Daily Digest: Republican Dough Raisers Resist Going Grassroots
BY Nancy Scola | Wednesday, June 11 2008
The Web on the Candidates
With the Democratic donation clearinghouse ActBlue hitting the $50 million mark this week by tapping into what Matt Stoller calls the "long tail" of the candidate pool, David All of the Republican equivalent Slatecard wonders why he's still having such a hard timing convincing those on the right to go grassroots with their fundraising.
A video clip of John McCain describing himself as computer "illiterate" has former John Edwards campaign staffer Tracy Russo is making the case that an American president can't lead in our increasingly connected world if s/he doesn't get the power of the Internet. Given the energy that Barack Obama has poured into building and tapping networks, this particular digital divide seem like it may well get attention as we head towards the fall.
Just because we're talking doesn't mean that anyone's listening. A whopping 44% of Americans have tried contacting Congress in the past year, according to a new report from the Congressional Management Foundation, but more than half of them don't think their members don't care what they have to say. On a personal note, in the past two weeks I've had two direct emails of mine to good friends on Capitol Hill marked LIKELY SPAM and filed away. Getting in under the dome ain't easy... (A bullet point can't do this report justice. If you do online advocacy work or work in a congressional office, give it a read [pdf].)
The Candidates on the Web
As part of his continuing coverage of the "Clickocracy" ("one nation under Google, with e-mail and video for all") for the Washington Post, Jose Vargas reports that Barack Obama is blowing John McCain out of the digital water when it comes to social metrics like Facebook/Eons/MiGente.com friends and YouTube views. A necessary caveat: how online awesomeness translates to votes is still very much an open question.
The idea that the Obama campaign would rush to set up an Internet War Room to respond to online rumors and smears surprises exactly, umm, no one, but the reportage on the topic contains as few facts as is possible and still be considered a story.
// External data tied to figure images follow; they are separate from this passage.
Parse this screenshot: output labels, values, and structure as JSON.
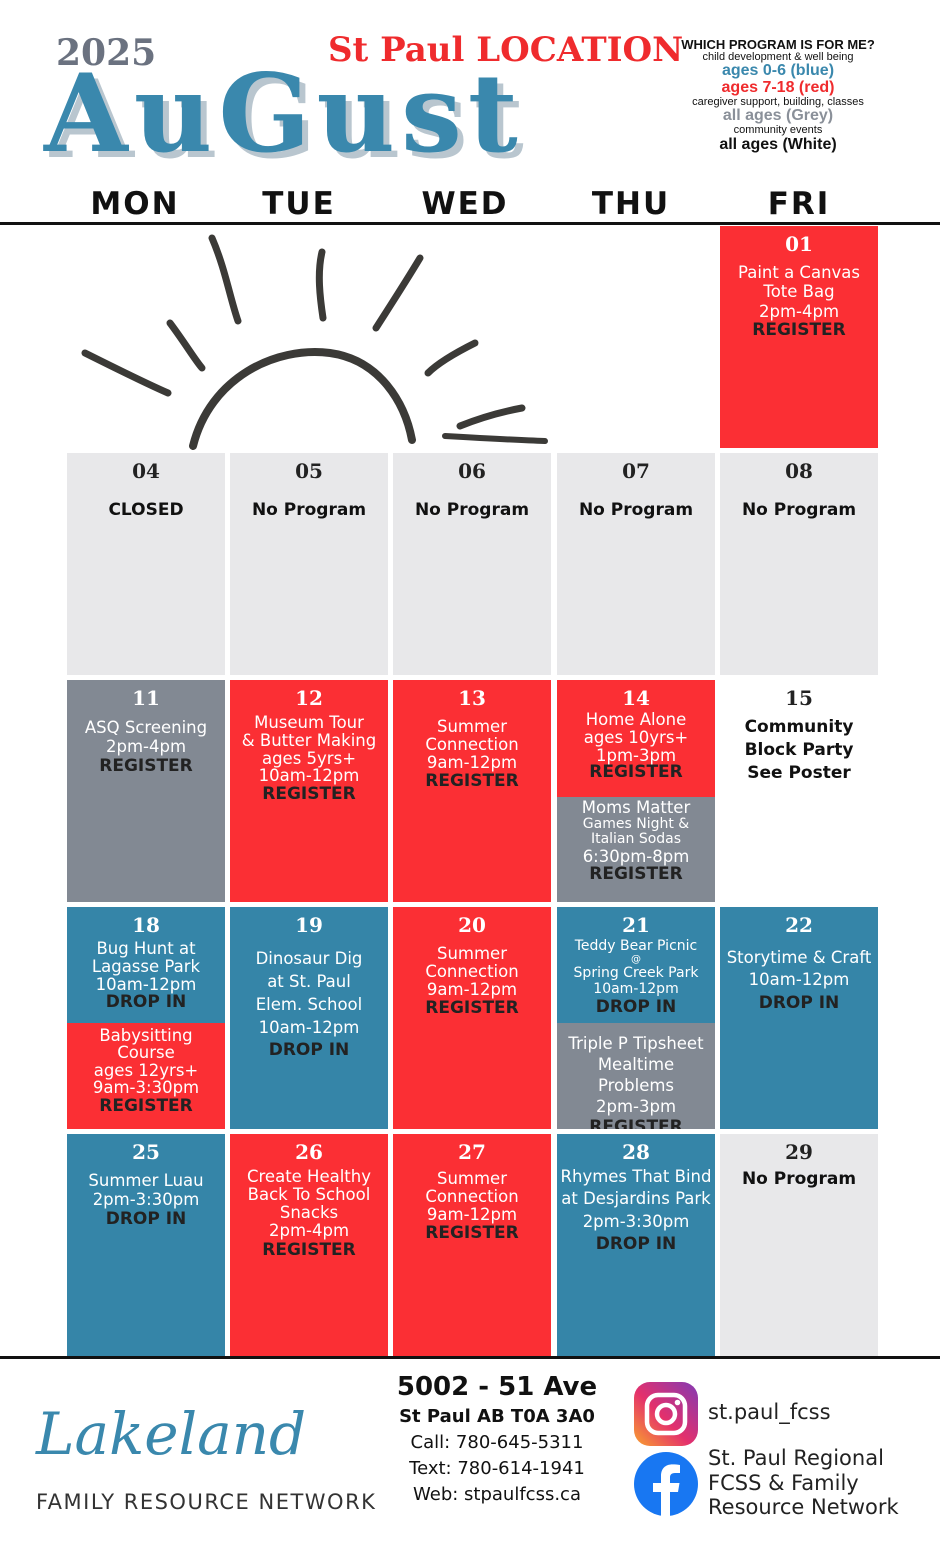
{
  "header": {
    "year": "2025",
    "location": "St Paul LOCATION",
    "month": "AuGust"
  },
  "legend": {
    "title": "WHICH PROGRAM IS FOR ME?",
    "blue_desc": "child development & well being",
    "blue_label": "ages 0-6 (blue)",
    "red_label": "ages 7-18 (red)",
    "red_desc": "caregiver support, building, classes",
    "grey_label": "all ages (Grey)",
    "grey_desc": "community events",
    "white_label": "all ages (White)",
    "colors": {
      "blue": "#3a88ad",
      "red": "#ef2b2d",
      "grey": "#8a9099",
      "white": "#111111"
    }
  },
  "weekdays": [
    "MON",
    "TUE",
    "WED",
    "THU",
    "FRI"
  ],
  "decoration": "sun-illustration",
  "days": {
    "d01": {
      "date": "01",
      "lines": [
        "Paint a Canvas",
        "Tote Bag",
        "2pm-4pm"
      ],
      "action": "REGISTER"
    },
    "d04": {
      "date": "04",
      "note": "CLOSED"
    },
    "d05": {
      "date": "05",
      "note": "No Program"
    },
    "d06": {
      "date": "06",
      "note": "No Program"
    },
    "d07": {
      "date": "07",
      "note": "No Program"
    },
    "d08": {
      "date": "08",
      "note": "No Program"
    },
    "d11": {
      "date": "11",
      "lines": [
        "ASQ Screening",
        "2pm-4pm"
      ],
      "action": "REGISTER"
    },
    "d12": {
      "date": "12",
      "lines": [
        "Museum Tour",
        "& Butter Making",
        "ages 5yrs+",
        "10am-12pm"
      ],
      "action": "REGISTER"
    },
    "d13": {
      "date": "13",
      "lines": [
        "Summer",
        "Connection",
        "9am-12pm"
      ],
      "action": "REGISTER"
    },
    "d14a": {
      "date": "14",
      "lines": [
        "Home Alone",
        "ages 10yrs+",
        "1pm-3pm"
      ],
      "action": "REGISTER"
    },
    "d14b": {
      "lines": [
        "Moms Matter",
        "Games Night &",
        "Italian Sodas",
        "6:30pm-8pm"
      ],
      "action": "REGISTER"
    },
    "d15": {
      "date": "15",
      "lines": [
        "Community",
        "Block Party",
        "See Poster"
      ]
    },
    "d18a": {
      "date": "18",
      "lines": [
        "Bug Hunt at",
        "Lagasse Park",
        "10am-12pm"
      ],
      "action": "DROP IN"
    },
    "d18b": {
      "lines": [
        "Babysitting",
        "Course",
        "ages 12yrs+",
        "9am-3:30pm"
      ],
      "action": "REGISTER"
    },
    "d19": {
      "date": "19",
      "lines": [
        "Dinosaur Dig",
        "at St. Paul",
        "Elem. School",
        "10am-12pm"
      ],
      "action": "DROP IN"
    },
    "d20": {
      "date": "20",
      "lines": [
        "Summer",
        "Connection",
        "9am-12pm"
      ],
      "action": "REGISTER"
    },
    "d21a": {
      "date": "21",
      "lines": [
        "Teddy Bear Picnic",
        "@",
        "Spring Creek Park",
        "10am-12pm"
      ],
      "action": "DROP IN"
    },
    "d21b": {
      "lines": [
        "Triple P Tipsheet",
        "Mealtime Problems",
        "2pm-3pm"
      ],
      "action": "REGISTER"
    },
    "d22": {
      "date": "22",
      "lines": [
        "Storytime & Craft",
        "10am-12pm"
      ],
      "action": "DROP IN"
    },
    "d25": {
      "date": "25",
      "lines": [
        "Summer Luau",
        "2pm-3:30pm"
      ],
      "action": "DROP IN"
    },
    "d26": {
      "date": "26",
      "lines": [
        "Create Healthy",
        "Back To School",
        "Snacks",
        "2pm-4pm"
      ],
      "action": "REGISTER"
    },
    "d27": {
      "date": "27",
      "lines": [
        "Summer",
        "Connection",
        "9am-12pm"
      ],
      "action": "REGISTER"
    },
    "d28": {
      "date": "28",
      "lines": [
        "Rhymes That Bind",
        "at Desjardins Park",
        "2pm-3:30pm"
      ],
      "action": "DROP IN"
    },
    "d29": {
      "date": "29",
      "note": "No Program"
    }
  },
  "footer": {
    "logo_script": "Lakeland",
    "logo_sub": "FAMILY RESOURCE NETWORK",
    "address": "5002 - 51 Ave",
    "city": "St Paul AB T0A 3A0",
    "call": "Call: 780-645-5311",
    "text": "Text: 780-614-1941",
    "web": "Web: stpaulfcss.ca",
    "instagram_handle": "st.paul_fcss",
    "facebook_lines": [
      "St. Paul Regional",
      "FCSS & Family",
      "Resource Network"
    ],
    "instagram_icon": "instagram-icon",
    "facebook_icon": "facebook-icon"
  }
}
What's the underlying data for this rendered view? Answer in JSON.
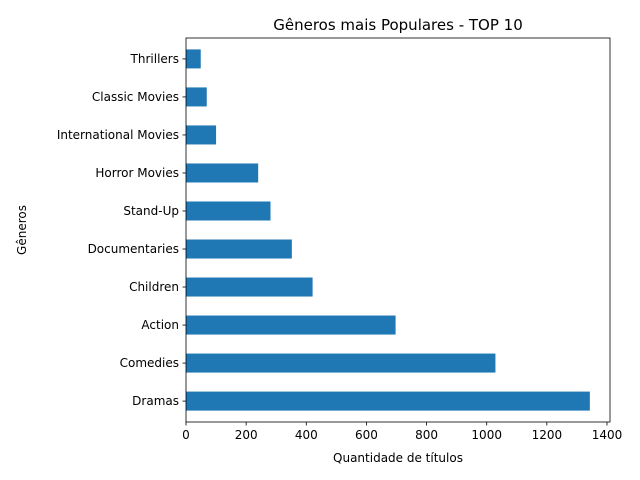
{
  "chart_data": {
    "type": "bar",
    "orientation": "horizontal",
    "title": "Gêneros mais Populares - TOP 10",
    "xlabel": "Quantidade de títulos",
    "ylabel": "Gêneros",
    "categories": [
      "Dramas",
      "Comedies",
      "Action",
      "Children",
      "Documentaries",
      "Stand-Up",
      "Horror Movies",
      "International Movies",
      "Classic Movies",
      "Thrillers"
    ],
    "values": [
      1343,
      1029,
      697,
      421,
      352,
      281,
      240,
      100,
      69,
      49
    ],
    "xlim": [
      0,
      1410
    ],
    "xticks": [
      0,
      200,
      400,
      600,
      800,
      1000,
      1200,
      1400
    ],
    "grid": false,
    "bar_color": "#1f77b4"
  }
}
Stay tuned.
Off The Bus co-founder Jay Rosen dives into the debate over whether Mayhill Fowler should have yelled out "I'm a journalist!" when she asked Bill Clinton at a South Dakota campaign event to respond to
an unfriendly Vanity Fair piece.
(Respond he did, with salty language the Hillary Clinton campaign found itself scrambling to apologize for.) There's no way to summarize Jay sometimes, so just go have a look.
The just announced iPhone with enhanced GPS could change boots-on-the-ground political campaigning by putting digital walk sheets, precinct maps, and voter lists in the pocket of every door knocker. Exciting stuff, says TechRepublican's Ethan Demme.
Why do I think we're soon going to be treated to videos like Barack Obama gets a haircut!? Here's the senator sitting down in Indiana with five small-dollar donors at an intimate lunch complete with kleig lights.
In Case You Missed It...
On Bloggingheads.tv, Matt Yglesias and Jane Hamsher discuss Micah Sifry's recent TechPres column on how Obama built an supporter email database of four to eight million addresses, with Hamsher tying that list-building operation to his fundraising success.
Speaking of list building, in an interview with Kate Kaye Google's Peter Greenberger says Hillary Clinton missed a golden opportunity to build her supporter base through search.
Micah Sifry notes that Hotmail corrects Barack Obama's last name to "Osama." We're working on it, says Microsoft.
Over on Personal Democracy Forum, Dave Witzel highlights Debategraph, a new tool that could be used for public kibitzing over the VP selection process.